Based on primary sequence analysis, the protein product of the si allele is predicted to be mistargeted within melanocytes. Direct evidence for this comes from melan-Si cells (Tyrp1b/+ Sisi/Sisi). These si/si cells express the mutant protein abnormally outside of the melanosome/pre-melanosome in the soluble fraction where the protein appears degraded or in aggregates. The mutant silver protein, therefore, is misrouted within si/si melanosomes. Interestingly, tyrosinase also is not normally localized within the melan-Si cells. Disrupted protein distribution in the silver mutant melanosomes likely results in a lack of the formation of functional melanogenic complexes containing GP87, tyrosinase and TRPs. While it is not clear what leads to si/si melanocyte death, it could be due to cytotoxic events induced by the mutation that causes the release of toxic melanin precursors. The chemical properties of melanins found in Si hair pigment granules were quantified by high-performance liquid chromatography and spectrophotometric assays measuring levels of pyrrole-2,3,5-tricarboxylic acid (PTCA), aminohydroxyphenylalanine (AHP), spectrophotometric eumelanin (SE), spectrophotometric pheomelanin (SP) and alkali-soluble melanins. The chemical properties of silver hair-derived melanins are similar to brown and light hair melanins but as expected, the total melanin content is much lower compared to black hair melanins (reduced by one-fifth to one-tenth). Chemical characterization of the pigment forms found in silver melanins revealed a partial suppression of eumelanogenesis similar to that seen in the brown hair locus mutants (encoding tyrosinase-related protein 1).

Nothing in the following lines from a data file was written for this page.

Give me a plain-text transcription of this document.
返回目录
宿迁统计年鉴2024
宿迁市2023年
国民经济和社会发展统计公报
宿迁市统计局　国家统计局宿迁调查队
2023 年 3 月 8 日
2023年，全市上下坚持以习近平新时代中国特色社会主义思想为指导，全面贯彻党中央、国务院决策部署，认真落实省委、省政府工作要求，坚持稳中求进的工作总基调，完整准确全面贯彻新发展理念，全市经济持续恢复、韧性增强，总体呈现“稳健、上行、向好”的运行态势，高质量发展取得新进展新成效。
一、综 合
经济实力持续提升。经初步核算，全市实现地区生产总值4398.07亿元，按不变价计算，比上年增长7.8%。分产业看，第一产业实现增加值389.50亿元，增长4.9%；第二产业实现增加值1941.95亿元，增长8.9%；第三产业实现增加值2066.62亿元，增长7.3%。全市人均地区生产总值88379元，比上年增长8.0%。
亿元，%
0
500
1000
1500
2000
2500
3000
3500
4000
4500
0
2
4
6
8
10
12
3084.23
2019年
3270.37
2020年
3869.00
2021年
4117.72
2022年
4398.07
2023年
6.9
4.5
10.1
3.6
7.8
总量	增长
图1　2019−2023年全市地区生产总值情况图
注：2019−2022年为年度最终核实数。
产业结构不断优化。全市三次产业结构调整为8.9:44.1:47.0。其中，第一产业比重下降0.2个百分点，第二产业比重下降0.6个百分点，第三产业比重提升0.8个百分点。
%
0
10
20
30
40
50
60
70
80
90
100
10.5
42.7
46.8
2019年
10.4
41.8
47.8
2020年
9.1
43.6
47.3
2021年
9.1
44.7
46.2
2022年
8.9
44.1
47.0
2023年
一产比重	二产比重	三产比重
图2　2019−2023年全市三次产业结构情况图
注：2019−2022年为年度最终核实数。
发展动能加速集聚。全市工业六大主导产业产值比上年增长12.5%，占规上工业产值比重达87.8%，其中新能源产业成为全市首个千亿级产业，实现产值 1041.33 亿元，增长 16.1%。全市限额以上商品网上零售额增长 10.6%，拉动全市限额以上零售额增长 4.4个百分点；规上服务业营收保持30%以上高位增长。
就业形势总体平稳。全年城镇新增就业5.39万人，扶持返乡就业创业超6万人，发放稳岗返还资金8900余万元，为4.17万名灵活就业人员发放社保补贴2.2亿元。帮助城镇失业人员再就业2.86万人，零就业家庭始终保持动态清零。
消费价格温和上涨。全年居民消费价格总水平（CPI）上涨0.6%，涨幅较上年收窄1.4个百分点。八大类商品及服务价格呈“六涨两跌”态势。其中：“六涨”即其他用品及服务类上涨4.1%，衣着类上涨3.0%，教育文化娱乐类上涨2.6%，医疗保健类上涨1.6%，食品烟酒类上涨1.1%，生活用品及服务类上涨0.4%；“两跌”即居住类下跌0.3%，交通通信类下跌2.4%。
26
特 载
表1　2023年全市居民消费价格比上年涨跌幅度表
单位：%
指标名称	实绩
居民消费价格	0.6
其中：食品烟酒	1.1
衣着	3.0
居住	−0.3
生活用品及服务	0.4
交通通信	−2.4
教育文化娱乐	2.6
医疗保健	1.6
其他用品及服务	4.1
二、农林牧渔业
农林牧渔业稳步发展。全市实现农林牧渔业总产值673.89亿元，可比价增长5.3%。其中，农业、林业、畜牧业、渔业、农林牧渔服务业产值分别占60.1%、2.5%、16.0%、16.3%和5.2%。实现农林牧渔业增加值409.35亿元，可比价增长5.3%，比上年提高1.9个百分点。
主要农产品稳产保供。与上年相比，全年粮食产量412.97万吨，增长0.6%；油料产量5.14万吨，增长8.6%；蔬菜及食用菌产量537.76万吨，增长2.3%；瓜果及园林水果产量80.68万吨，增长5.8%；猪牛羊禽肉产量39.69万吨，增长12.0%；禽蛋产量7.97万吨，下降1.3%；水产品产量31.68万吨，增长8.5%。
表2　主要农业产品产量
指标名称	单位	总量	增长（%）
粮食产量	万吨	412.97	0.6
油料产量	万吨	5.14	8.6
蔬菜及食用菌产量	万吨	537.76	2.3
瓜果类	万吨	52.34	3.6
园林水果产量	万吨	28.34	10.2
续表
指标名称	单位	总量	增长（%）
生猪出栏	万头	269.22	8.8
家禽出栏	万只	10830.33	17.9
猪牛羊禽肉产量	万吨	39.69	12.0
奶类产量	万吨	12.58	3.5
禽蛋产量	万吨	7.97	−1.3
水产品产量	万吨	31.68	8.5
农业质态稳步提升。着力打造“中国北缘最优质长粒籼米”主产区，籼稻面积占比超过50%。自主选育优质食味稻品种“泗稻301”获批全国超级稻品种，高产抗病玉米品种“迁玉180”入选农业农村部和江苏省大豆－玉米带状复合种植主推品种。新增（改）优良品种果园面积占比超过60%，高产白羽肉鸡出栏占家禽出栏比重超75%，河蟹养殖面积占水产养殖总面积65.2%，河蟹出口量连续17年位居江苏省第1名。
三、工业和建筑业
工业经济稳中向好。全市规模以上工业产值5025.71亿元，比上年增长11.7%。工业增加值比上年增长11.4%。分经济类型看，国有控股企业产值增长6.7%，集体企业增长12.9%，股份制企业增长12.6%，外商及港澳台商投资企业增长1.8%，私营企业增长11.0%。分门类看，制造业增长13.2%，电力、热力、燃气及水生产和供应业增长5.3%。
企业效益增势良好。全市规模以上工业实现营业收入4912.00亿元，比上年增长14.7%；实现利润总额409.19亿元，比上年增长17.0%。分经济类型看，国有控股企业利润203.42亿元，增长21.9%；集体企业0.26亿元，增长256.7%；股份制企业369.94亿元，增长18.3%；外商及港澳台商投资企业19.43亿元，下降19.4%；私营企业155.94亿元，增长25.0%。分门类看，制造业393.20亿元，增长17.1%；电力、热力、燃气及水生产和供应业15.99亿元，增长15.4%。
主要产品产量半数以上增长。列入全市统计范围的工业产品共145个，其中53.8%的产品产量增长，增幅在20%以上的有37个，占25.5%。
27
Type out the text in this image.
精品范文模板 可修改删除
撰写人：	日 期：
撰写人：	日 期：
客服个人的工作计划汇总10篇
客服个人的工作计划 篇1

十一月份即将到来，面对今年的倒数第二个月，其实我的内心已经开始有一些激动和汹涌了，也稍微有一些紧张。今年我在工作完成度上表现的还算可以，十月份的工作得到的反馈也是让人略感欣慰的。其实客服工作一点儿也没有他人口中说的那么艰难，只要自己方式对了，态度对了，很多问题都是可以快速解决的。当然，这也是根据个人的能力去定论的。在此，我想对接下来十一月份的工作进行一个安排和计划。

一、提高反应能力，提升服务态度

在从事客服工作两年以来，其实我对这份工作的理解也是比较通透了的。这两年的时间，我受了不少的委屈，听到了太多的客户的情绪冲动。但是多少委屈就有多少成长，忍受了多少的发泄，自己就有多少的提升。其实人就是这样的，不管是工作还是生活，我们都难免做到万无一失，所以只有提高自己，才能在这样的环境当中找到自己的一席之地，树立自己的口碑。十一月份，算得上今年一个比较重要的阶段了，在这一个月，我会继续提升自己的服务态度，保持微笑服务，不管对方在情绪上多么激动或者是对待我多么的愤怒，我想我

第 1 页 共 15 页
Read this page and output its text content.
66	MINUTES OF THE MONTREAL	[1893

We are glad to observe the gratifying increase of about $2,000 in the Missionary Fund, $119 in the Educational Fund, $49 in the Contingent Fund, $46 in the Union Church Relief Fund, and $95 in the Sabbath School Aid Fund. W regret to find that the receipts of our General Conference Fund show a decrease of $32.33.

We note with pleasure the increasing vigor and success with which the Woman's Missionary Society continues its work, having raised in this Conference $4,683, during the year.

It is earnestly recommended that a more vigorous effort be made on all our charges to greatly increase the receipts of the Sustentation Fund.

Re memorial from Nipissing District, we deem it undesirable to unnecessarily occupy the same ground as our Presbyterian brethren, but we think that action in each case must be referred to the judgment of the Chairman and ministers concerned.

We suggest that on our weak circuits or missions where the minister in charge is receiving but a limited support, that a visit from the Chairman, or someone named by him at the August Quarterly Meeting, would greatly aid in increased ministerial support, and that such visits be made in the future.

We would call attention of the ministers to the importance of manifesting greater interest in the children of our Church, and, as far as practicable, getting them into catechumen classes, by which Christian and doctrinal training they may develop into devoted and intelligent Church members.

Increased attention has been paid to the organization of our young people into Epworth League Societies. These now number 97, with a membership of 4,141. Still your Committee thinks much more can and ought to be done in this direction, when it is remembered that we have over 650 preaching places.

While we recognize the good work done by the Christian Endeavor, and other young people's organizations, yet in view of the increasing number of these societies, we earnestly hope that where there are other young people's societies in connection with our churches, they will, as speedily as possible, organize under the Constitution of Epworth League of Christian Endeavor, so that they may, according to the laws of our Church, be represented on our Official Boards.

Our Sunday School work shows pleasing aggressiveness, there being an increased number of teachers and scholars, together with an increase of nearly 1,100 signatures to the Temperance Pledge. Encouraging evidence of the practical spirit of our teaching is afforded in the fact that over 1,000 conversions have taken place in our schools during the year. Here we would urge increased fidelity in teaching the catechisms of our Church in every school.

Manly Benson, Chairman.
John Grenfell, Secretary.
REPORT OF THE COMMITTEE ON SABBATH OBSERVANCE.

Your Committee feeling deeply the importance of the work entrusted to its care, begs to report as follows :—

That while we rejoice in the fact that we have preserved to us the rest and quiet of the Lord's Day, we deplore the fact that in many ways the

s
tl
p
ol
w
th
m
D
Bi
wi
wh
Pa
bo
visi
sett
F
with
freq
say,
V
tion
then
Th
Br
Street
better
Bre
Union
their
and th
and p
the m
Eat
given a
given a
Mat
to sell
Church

Follicular melanocytes of silver mice are more susceptible to damage resulting from X-irradiation. Since human GP100 is an antigenic marker for a variety of human melanomas that can be recognized by CD8+ T lymphocytes, the silver mutant might serve as a model to experimentally test for potential immunotherapies. (Dunn and Thigpen, 1930; Spanakis et al., 1992; Ozeki et al., 1995; Lamoreux et al., 2001; Kwon et al., 1995; Martinez-Esparza et al., 1999; Zhou et al., 1994; Kobayashi et al., 1994; Solano et al., 2000; Chakraborty et al., 1996; Berson et al., 2001; Martinez-Esparza et al., 2000b; Cormier et al., 1998).